Tate didn't say how much he was fined, but the standard debit for a first offense in this case is $7,875, which is a decent enough hit for a guy making $630,000 in base salary in the last year of his rookie contract.
"Yeah - as of today, I've heard it from a few people that they're thinking about it, and that's fine," Tate concluded, with a bit of frustration in his voice. "If they're going to do that, do it and be done with it. But why are we still talking about it, guys? We've got another week of freakin' football. Why is it being highlighted as being a bigger deal than it is?"

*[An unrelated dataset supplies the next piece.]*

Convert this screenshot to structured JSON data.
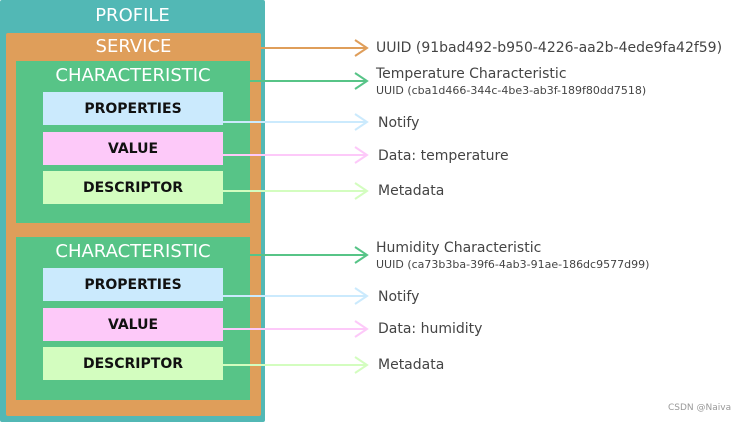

A simple answer, really -- because it happened on Monday Night Football, and because the league has stepped in to opine on the subject. It's fair to assume that Tate won't do this again, but the next time someone does, Tate's celebration will be the NFL's "Exhibit A" in this case. Tate, who scored Seattle's two touchdowns, should now have the opportunity to move along as the Seahawks get ready to play the Tampa Bay Buccaneers on Sunday.
Atlanta Falcons head coach Mike Smith, however, would be in favor of that new rule.
"I know it’s in the college rule, and I think it would eliminate those [taunting] situations,’’ he told ESPN.com's Vaughan McClure on Wednesday. "If you take a touchdown off the board, that could be very, very critical in a football game. I would be in favor of it.
"There’s no place for it. After you’ve scored a touchdown, there’s time to celebrate. But until you’ve scored a touchdown, you’ve got to get in that end zone, first. I think there are a number of examples each and every year where guys maybe start doing something too early and lose the football and don’t score.’’
An interesting take from a man running a team with just 17 offensive touchdowns this season, to be sure.